Faster and Open Access to Scientific Results 50
Tim O'Reilly has a post about how the prominent scholarly journal Nature has recently launched an open-access service for pre-publication research and presentations. In Nature Precedings, all content is released under a Creative Commons Attribution License, and can be commented and voted on. The service will cover research in biology, chemistry, and earth science, much like arXiv.org does for physics, mathematics, and computer science.
Universities are Partly to Blame (Score:4, Insightful)
Most universities base political progress within the organization, at least in science, largely on the number and prestigiousness of journal articles published by an author/researcher/scientist.
If publishing in Nature and Science is going to get you a nice raise, a full professorship, tenure, chairmanship, etc. then that's what people are going to do. Is that different in small universities? If not, they need to do some introspection.
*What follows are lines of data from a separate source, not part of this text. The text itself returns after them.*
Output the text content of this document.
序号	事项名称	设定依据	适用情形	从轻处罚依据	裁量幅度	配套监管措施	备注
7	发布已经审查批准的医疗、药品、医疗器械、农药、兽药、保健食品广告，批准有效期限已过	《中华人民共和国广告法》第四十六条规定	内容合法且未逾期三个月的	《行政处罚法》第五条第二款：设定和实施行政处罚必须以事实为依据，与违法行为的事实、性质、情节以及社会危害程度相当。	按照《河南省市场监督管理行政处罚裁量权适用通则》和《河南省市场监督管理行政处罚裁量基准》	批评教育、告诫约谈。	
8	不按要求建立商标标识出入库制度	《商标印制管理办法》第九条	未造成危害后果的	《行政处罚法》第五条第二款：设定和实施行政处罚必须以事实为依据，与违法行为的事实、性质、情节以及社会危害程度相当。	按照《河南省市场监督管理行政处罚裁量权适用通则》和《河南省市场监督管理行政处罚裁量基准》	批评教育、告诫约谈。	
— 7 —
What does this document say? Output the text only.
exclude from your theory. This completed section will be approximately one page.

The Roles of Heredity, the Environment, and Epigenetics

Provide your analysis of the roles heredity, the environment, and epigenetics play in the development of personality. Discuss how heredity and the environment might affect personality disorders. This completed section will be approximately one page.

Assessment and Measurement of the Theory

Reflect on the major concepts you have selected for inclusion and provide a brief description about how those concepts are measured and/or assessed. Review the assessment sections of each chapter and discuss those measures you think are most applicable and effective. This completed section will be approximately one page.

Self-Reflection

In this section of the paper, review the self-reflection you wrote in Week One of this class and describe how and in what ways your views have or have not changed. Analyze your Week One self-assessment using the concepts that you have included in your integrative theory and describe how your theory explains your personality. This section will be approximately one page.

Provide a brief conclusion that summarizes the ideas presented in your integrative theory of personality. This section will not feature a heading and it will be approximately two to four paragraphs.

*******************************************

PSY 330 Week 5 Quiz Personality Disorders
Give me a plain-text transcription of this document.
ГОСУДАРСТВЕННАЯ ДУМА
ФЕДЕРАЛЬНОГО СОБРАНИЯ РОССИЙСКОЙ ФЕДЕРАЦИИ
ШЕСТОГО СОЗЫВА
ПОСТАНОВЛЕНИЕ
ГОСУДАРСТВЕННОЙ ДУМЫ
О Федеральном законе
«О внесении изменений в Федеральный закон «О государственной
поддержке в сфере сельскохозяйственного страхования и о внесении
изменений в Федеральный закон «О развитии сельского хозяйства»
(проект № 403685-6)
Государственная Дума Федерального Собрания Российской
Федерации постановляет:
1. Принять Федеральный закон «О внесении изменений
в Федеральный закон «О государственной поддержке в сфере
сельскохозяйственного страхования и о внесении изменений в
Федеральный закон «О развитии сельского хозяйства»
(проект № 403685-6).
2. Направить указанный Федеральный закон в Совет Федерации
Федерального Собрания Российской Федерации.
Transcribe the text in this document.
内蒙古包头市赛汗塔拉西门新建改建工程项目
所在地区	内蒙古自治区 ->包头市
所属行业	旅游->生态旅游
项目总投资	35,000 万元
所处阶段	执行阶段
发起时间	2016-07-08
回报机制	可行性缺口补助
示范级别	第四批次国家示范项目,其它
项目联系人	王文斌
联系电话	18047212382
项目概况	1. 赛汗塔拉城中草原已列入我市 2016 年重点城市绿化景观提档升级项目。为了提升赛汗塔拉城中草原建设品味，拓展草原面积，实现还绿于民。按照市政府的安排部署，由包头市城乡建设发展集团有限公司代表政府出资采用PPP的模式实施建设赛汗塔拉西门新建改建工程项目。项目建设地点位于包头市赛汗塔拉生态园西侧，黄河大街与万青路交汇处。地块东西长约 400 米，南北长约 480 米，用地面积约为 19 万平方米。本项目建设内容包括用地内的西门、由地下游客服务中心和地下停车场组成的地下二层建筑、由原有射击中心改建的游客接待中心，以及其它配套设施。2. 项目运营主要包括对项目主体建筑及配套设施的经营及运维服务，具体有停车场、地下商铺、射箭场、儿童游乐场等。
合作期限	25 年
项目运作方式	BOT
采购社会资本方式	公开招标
This scheme is also under pressure from women in science who have to balance their biological clock with their career ambitions, therefore the system is already seen as broken from a sexism perspective. Unfortunately, the replacement system is still in the requirements phase.
Re:wonderful (Score:4, Insightful)
this system is good for at least two reasons, in my mind
1. eliminates abstract citations, which are nearly worthless because they're not archived : i.e. citing conversation, manuscripts in progress, "results not shown."
2. can save time for the authors if the rest of the community thinks the study is a waste of time by modding down articles. Mind you, this will probably not deter scientists trying to pad their publication lists.
However, I'm in favor of having publicly available peer-reviewed journals. This is a necessary first step to that -- the only requirement now is the participation of "peers" and credibility of the journals. (chicken and the egg problem)
Re:wonderful (Score:5, Insightful)
As scientists, it is our mission to advance our fields. A necessary precondition to this is enabling access to our work for the widest audience possible, so other scientists may build upon or refine our methods. I would argue that any "scientist" holding back results in the name of personal gain is not a scientist at all.
About bloody time! (Score:4, Insightful)
--almost all scientific work that appears in journals like Nature or Science has been done on government grants. You already paid once.
--page charges are included in most grant funding. The author pays the journal so much per page of his/her article to cover the journal's costs. The journal not only doesn't pay the author(s), it RECEIVES payment from the author. You, once again, have paid for that.
--The journal then charges you for the content. That's the third time you're paying for it.
The amount they charge is non-trivial. $30 / per electronic copy in Nature's case, for instance. The cost to them is whatever that space on their server costs. A tenth of a cent, perhaps? (The other aspects of their costs they've already been paid for a couple of times.)
It's about bloody time they published ALL their articles under CC. The commenter who said scientific work is about open and free access has it absolutely right. Anything less than that is indeed not science.